Fahy, who went on to serve as a judge on the D.C. Circuit, died in 1979 before his defense of the internment program was discredited. Hirabayashi is a retired sociologist who taught at the University of Alberta in Canada. Korematsu was awarded the Presidential Medal of Freedom in 1998. At the web site of the Korematsu Institute, Katyal's statement was heralded as "unprecedented."
Wes - The mistake was in imprisoning American citizens solely on the basis of their Japanese ancestry (no matter how remote). Despite the apparent presumption of disloyalty or danger posed by these American citizens that is inherent in the US Army's 1942 Exclusion Order, the Justice Department possessed information that the US government had determined that: (1) the FBI was already aware of the names any specific Japanese aliens or Japanese-American who were likely to cause trouble and was surveilling them; and (2) the remainer of Japanese aliens and Japanese-Americans posed no danger to the US. However, rather than honor their ethical obligations as attorneys to disclose this information to the Supreme Court and let the Court make an independent determination, the Justice Dept. attorney gave in to blatant racism and political pressure and withheld that information.

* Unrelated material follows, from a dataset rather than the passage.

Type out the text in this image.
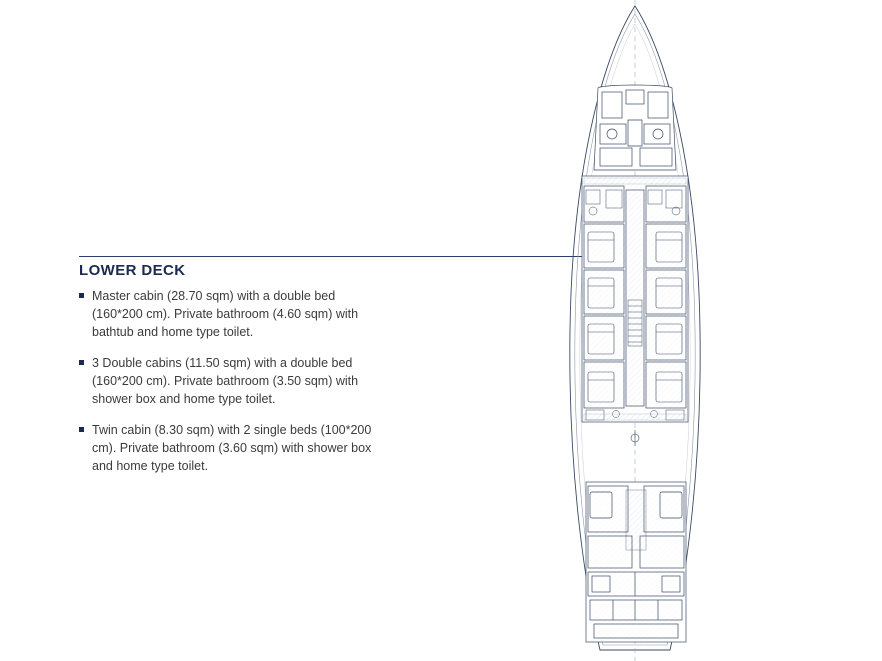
LOWER DECK
Master cabin (28.70 sqm) with a double bed (160*200 cm). Private bathroom (4.60 sqm) with bathtub and home type toilet.
3 Double cabins (11.50 sqm) with a double bed (160*200 cm). Private bathroom (3.50 sqm) with shower box and home type toilet.
Twin cabin (8.30 sqm) with 2 single beds (100*200 cm). Private bathroom (3.60 sqm) with shower box and home type toilet.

Posted by: Steve | May 24, 2011 at 04:17 PM
Confession is good for the soul, they say. Don't forget we have a soul-free government. Always have, always will.
But I'm thrilled to see this quasi-admission. Even though I note that the original parties are now safely dead.
Posted by: Mad Keith Beyond Geezerdome | May 24, 2011 at 07:58 AM
Hello? What "mistake" or "error" was it to detain enemy aliens? We were at war! Look what Japan did to Americans in that country at the very outset of WWII. Could the US have done the same? Yes, but it didn't. Thousands of Japanese in the US never spent a day in a camp during the war. Where's that mentioned anywhere? And the Ringle Report -- anybody read that? He warned of the dangers and hazards, the "menace" of the Japanese community, and that only 75% of the American-born Japanese were loyal to the US.